Era e é o dia de cobrir-lhes a tumba de flores e de velas propiciatórias, para atenuar a escuridão e o odor da morte com os perfumes e a luz da vida. Para iluminar o recanto de sombras de sua eternidade. Muitos dos visitantes permaneciam por lá o dia inteiro, papeando com parentes e visitantes dos vizinhos de túmulo. Não tem sido raro que parentes já não se encontrem senão nessas ocasiões.

Aqui como alhures é o mundo da cultura religiosa disseminada pelo catolicismo. O cineasta espanhol Pedro Almodóvar produziu um emblemático filme sobre o tema da morte, "Volver" (2006), que junta luto e comédia, como de modo geral ocorre também aqui. No Brasil, não são poucas as anedotas que tem como assunto as almas penadas, as dos que supostamente se foram e, no entanto, teimam em ficar.

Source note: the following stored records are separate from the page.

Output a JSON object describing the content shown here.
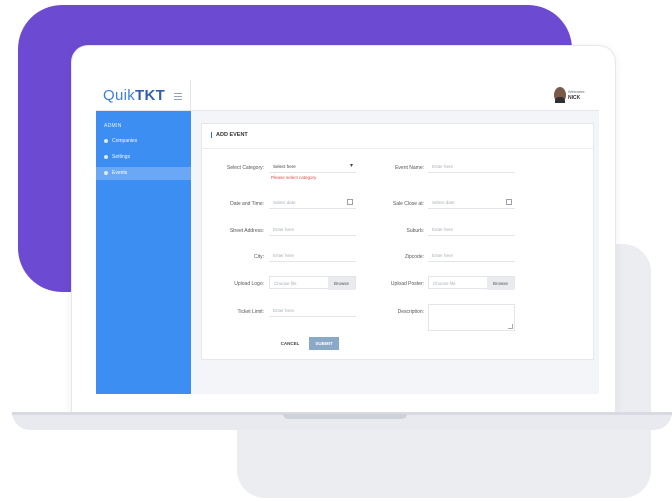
{
  "brand": {
    "name_prefix": "Quik",
    "name_suffix": "TKT"
  },
  "user": {
    "welcome": "Welcome",
    "name": "NICK"
  },
  "sidebar": {
    "header": "ADMIN",
    "items": [
      {
        "label": "Companies",
        "icon": "building-icon",
        "active": false
      },
      {
        "label": "Settings",
        "icon": "gear-icon",
        "active": false
      },
      {
        "label": "Events",
        "icon": "calendar-icon",
        "active": true
      }
    ]
  },
  "form": {
    "title": "ADD EVENT",
    "category": {
      "label": "Select Category:",
      "value": "Select here",
      "error": "Please select category"
    },
    "event_name": {
      "label": "Event Name:",
      "placeholder": "Enter here"
    },
    "date_time": {
      "label": "Date and Time:",
      "placeholder": "Select date"
    },
    "sale_close": {
      "label": "Sale Close at:",
      "placeholder": "Select date"
    },
    "street": {
      "label": "Street Address:",
      "placeholder": "Enter here"
    },
    "suburb": {
      "label": "Suburb:",
      "placeholder": "Enter here"
    },
    "city": {
      "label": "City:",
      "placeholder": "Enter here"
    },
    "zipcode": {
      "label": "Zipcode:",
      "placeholder": "Enter here"
    },
    "logo": {
      "label": "Upload Logo:",
      "placeholder": "Choose file",
      "browse": "Browse"
    },
    "poster": {
      "label": "Upload Poster:",
      "placeholder": "Choose file",
      "browse": "Browse"
    },
    "ticket_limit": {
      "label": "Ticket Limit:",
      "placeholder": "Enter here"
    },
    "description": {
      "label": "Description:"
    },
    "cancel": "CANCEL",
    "submit": "SUBMIT"
  },
  "colors": {
    "accent": "#3d8ef2",
    "brand_bg": "#6c4bd2",
    "error": "#e24b4b",
    "submit": "#8aa9c6"
  }
}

Esse é um mundo objetivamente próprio, com regras e tradições, o mundo da convivência entre vivos e mortos. O que de certo modo faz com que os mortos não morram, redivivos no afeto e no medo dos que ficaram, moradores da memória de cada um e de todos.

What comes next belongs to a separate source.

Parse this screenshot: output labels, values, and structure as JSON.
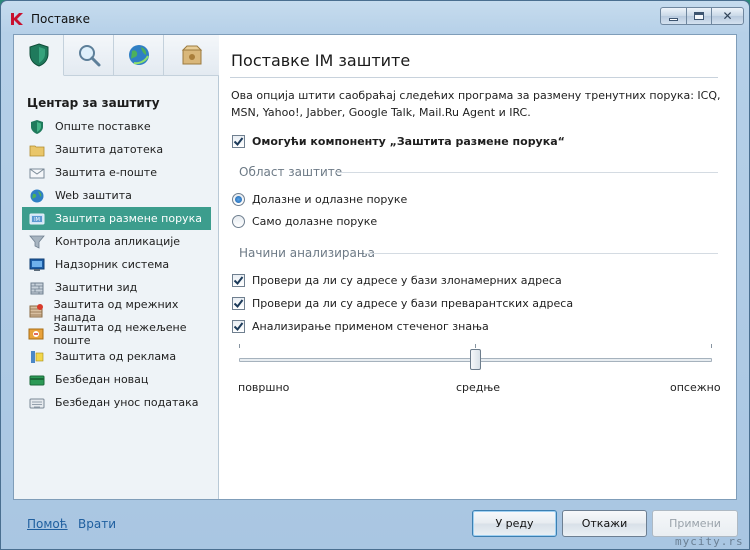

A morte ainda regula intensamente a vida dos vivos, mesmo que disso não se apercebam. Persistem regras relativas a atitudes em relação ao falecimento e ao corpo do defunto, que geram uma verdadeira e invisível arquitetura simbólica das casas e dos lugares. A mais forte é a da distribuição das camas no interior das moradias, os pés evitando a direção da porta, sobretudo a porta da rua.

É que a casa brasileira, como mostrou Luís da Câmara Cascudo (1898-1986), é uma casa uterina, de modo que em seu interior os corpos dos vivos repousem na mesma posição do nascimento, a cabeça voltada para a saída ou lateralmente a ela. A porta é uma vagina simbólica. Os pés voltados para fora colocam o corpo na posição da morte, que é de como se tira os mortos do recinto da morte para levá-los ao cemitério. Dormir nessa posição é atrair a morte, que, mais do que uma ocorrência, é uma entidade, a ceifadora, a que busca novos habitantes para o mundo das sombras.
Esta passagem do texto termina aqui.